Cidade da Praia, 02 Fev (Inforpress) – O ministro da Saúde contestou hoje a existência de um surto activo de shigelose que tenha afectado turistas britânicos que estiveram na ilha do Sal, sublinhando que “não existem evidências epidemiológicas públicas” que confirmem tal situação.
“Não existem evidências epidemiológicas públicas que confirmem um surto activo, e os dados disponíveis não sustentam a interpretação apresentada na referida notícia”, afirmou Jorge Figueiredo, em conferência de imprensa, reiterando que a informação divulgada numa reportagem internacional carece de base científica comprovada.
Em causa está uma reportagem publicada no domingo, 01 de Fevereiro, por um jornal britânico, com o título ‘Famílias de turistas britânicos mortos por infecção em Cabo Verde recorrem à Justiça’.
O governante considerou o tratamento dado ao tema grave, desproporcional e susceptível de gerar percepções alarmistas injustificadas, tanto em relação ao Serviço Nacional de Saúde como à imagem de Cabo Verde, país “reconhecido” pela sua estabilidade, segurança e progressos consistentes nos principais indicadores de saúde pública.
Segundo o ministro, dados oficiais das autoridades competentes do Reino Unido indicam que as doenças infecciosas gastrointestinais, incluindo a shigelose, “não figuram entre as causas relevantes” de mortalidade dos referidos turistas.
“Trata-se de um evento raro, de baixa letalidade, cujos óbitos se concentram predominantemente em indivíduos com vulnerabilidade clínica. Os relatórios de vigilância britânicos não identificam Cabo Verde como origem relevante de casos importados”, esclareceu.
Jorge Figueiredo acrescentou que a mera coincidência temporal entre a viagem e o surgimento da doença “não constitui prova de causalidade”, salientando que a determinação de um nexo causal exige confirmação laboratorial, investigação ambiental estruturada e análise epidemiológica comparativa, procedimentos que, segundo disse, “não foram realizados”.
Para o ministro da Saúde, esses elementos não podem resultar de alegações mediáticas nem de processos judiciais ainda em curso.
Relativamente aos processos judiciais citados na reportagem internacional, explicou que estes são dirigidos a uma cadeia hoteleira privada, a qual tem a obrigação de cumprir integralmente as normas sanitárias nacionais, rejeitando que alegações individuais apresentadas no estrangeiro sejam generalizadas ou utilizadas para pôr em causa o sistema nacional de saúde e a imagem do país.
A instituição defende ainda que interesses particulares não podem sobrepor-se à evidência científica nem comprometer a reputação construída por Cabo Verde ao longo de décadas.

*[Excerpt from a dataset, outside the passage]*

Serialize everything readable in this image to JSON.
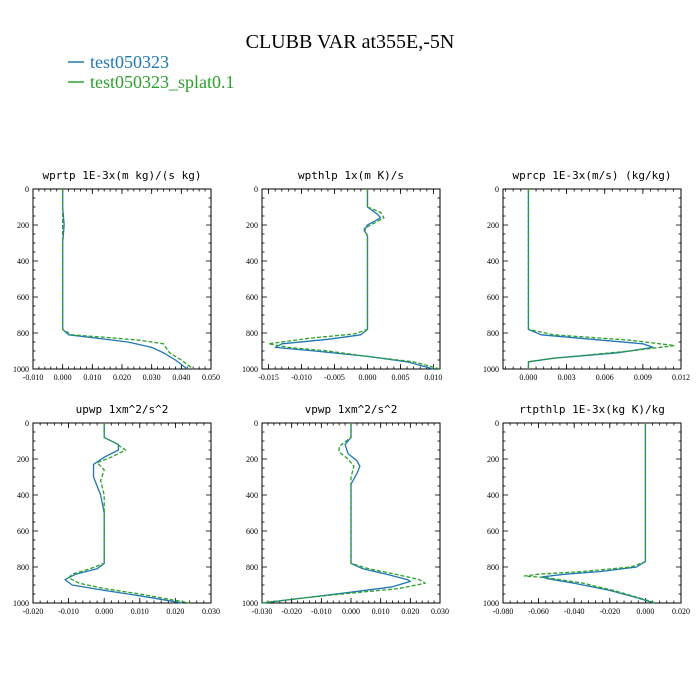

Conforme avançou Jorge Figueiredo, o Ministério da Saúde acompanha o caso com a devida atenção e, desde o final de 2025, accionou os serviços competentes para a realização de uma investigação técnica rigorosa, envolvendo a Rede Nacional de Laboratórios, os serviços de vigilância e segurança alimentar, a Entidade Reguladora da Saúde e a Inspecção-Geral das Actividades Económicas, assegurando uma avaliação cuidada das condições sanitárias e operacionais.
O ministro reforçou que Cabo Verde dispõe de um sistema de vigilância sanitária e epidemiológica “sólido e reconhecido” por parceiros internacionais, resultado dos avanços no controlo de doenças transmissíveis, na melhoria do saneamento, no reforço da segurança alimentar e no fortalecimento institucional, factores que colocam o país entre os “mais seguros” do continente africano em matéria sanitária e contribuem para a confiança de investidores e visitantes.
Por fim, reafirmou o compromisso do Governo com o rigor, a responsabilidade técnica e a transparência, garantindo que continuará a defender a credibilidade do Serviço Nacional de Saúde e a reputação de Cabo Verde enquanto destino seguro e Estado alinhado com os padrões sanitários internacionais.
O responsável adiantou ainda que o Ministério da Saúde irá enviar um comunicado à imprensa internacional para esclarecimento dos factos.